"No," said Belinda, still smiling, and putting her hand over her glass. "'Enough's' heaps better than a feast.... I like to sparkle, but I don't want to boil over...."
"Oh, Belinda! Belinda!" said her step-mother.
Sophy came to the rescue.
"An old negro said the best thing I've ever heard about the way that champagne makes one feel," she remarked lightly. "I gave him a glass one Christmas at Sweet-Waters. He'd never tasted champagne before, and I asked him if he liked it. He said: 'Laws, Miss Sophy—dat I does! I feels like I'se done hit dee funny-bones all over me!'"
While every one was laughing at this, she rose. Harold Grey excused himself to "write letters." "Good riddance!" Loring muttered to Belinda, as Harold disappeared and they followed Sophy and Mrs. Horton towards the drawing-room.
Loring was in his usual after-dinner state—not tipsy, but over-excited. He flashed a side-glance of appraisal. "You've bloomed into an out-and-out beauty, Linda. But I don't suppose you need me to tell you that."
"I think I rather do, Morry."
"Oh, cut it, Linda! Don't try the 'maiden-modesty' act on me.... You know as well as I do that you're a dazzler."
They had lingered by the front door, instead of going on into the drawing-room.
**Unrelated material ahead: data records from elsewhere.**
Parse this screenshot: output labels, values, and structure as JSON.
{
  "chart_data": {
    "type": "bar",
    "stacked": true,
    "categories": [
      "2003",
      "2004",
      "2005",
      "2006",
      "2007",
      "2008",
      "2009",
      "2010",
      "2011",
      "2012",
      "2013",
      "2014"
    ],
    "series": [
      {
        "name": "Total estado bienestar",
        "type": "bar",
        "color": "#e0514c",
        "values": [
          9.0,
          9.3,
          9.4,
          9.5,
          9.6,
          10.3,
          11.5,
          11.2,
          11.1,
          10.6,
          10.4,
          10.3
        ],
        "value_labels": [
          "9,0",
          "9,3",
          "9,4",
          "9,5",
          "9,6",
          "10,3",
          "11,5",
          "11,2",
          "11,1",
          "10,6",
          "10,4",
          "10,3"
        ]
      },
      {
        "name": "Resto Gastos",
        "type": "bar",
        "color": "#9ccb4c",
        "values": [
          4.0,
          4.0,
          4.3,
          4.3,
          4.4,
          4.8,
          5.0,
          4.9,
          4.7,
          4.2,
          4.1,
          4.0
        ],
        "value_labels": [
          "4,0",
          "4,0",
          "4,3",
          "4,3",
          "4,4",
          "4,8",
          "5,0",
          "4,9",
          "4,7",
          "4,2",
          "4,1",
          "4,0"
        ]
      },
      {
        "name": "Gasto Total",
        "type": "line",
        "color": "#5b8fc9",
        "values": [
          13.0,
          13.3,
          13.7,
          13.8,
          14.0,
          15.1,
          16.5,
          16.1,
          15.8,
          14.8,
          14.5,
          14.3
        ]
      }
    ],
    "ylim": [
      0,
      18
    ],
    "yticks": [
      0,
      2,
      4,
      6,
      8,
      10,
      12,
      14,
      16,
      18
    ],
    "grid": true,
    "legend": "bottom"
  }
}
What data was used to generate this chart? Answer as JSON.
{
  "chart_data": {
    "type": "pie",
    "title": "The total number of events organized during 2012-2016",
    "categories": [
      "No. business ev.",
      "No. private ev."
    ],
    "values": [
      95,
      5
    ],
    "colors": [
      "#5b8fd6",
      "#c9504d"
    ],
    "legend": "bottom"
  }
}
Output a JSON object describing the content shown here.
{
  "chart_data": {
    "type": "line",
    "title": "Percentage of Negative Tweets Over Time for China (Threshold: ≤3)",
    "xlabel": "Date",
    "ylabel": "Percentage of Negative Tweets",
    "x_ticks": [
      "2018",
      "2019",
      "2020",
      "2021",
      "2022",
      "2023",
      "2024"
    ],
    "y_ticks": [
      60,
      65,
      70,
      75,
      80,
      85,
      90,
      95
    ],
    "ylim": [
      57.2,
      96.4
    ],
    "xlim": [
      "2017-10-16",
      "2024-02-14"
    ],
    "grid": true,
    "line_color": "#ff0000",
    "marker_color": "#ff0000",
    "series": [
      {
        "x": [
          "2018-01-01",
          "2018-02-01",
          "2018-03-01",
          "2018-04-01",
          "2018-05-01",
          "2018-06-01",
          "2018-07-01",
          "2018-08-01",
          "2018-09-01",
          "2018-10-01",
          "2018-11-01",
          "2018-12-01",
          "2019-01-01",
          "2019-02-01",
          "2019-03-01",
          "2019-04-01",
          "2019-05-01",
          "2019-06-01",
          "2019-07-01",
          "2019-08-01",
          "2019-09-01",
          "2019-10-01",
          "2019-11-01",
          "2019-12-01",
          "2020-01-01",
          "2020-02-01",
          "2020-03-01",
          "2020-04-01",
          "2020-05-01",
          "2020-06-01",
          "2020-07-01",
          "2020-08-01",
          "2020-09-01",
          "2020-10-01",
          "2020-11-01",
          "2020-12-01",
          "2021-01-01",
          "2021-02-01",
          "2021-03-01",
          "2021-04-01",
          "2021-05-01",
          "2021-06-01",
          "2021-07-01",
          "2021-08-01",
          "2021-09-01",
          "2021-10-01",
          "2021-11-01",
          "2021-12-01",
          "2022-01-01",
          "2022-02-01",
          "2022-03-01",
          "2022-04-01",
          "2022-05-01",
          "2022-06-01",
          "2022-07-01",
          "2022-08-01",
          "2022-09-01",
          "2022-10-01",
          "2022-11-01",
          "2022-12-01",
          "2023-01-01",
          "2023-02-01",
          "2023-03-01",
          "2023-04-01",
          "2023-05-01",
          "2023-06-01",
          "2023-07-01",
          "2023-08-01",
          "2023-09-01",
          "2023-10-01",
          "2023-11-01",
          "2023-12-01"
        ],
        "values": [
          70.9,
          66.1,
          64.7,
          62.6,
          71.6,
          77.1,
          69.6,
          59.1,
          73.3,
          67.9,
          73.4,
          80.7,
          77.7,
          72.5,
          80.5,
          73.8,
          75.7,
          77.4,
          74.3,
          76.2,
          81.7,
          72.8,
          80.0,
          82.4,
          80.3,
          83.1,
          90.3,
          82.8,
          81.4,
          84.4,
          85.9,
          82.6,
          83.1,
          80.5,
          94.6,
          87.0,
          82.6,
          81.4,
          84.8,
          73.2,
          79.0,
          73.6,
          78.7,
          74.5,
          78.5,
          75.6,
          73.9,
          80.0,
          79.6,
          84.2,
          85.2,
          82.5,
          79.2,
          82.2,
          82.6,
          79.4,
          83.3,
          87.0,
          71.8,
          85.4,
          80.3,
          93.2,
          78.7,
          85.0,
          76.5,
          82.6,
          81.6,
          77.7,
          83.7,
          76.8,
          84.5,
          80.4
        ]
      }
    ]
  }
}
A full moon was rising. As Belinda stood in the open doorway, one side of her face and figure was silver, and one golden from the hall lamps. She looked like a wonderful figure of mingled fires. In the strange illumination of her face, her eyes burned dark and full. She and Loring leaned against the opposite door-jambs, gazing at each other.
"I can't get over your being 'grown up,'" Morris said a little thickly, as she did not reply to his last remark.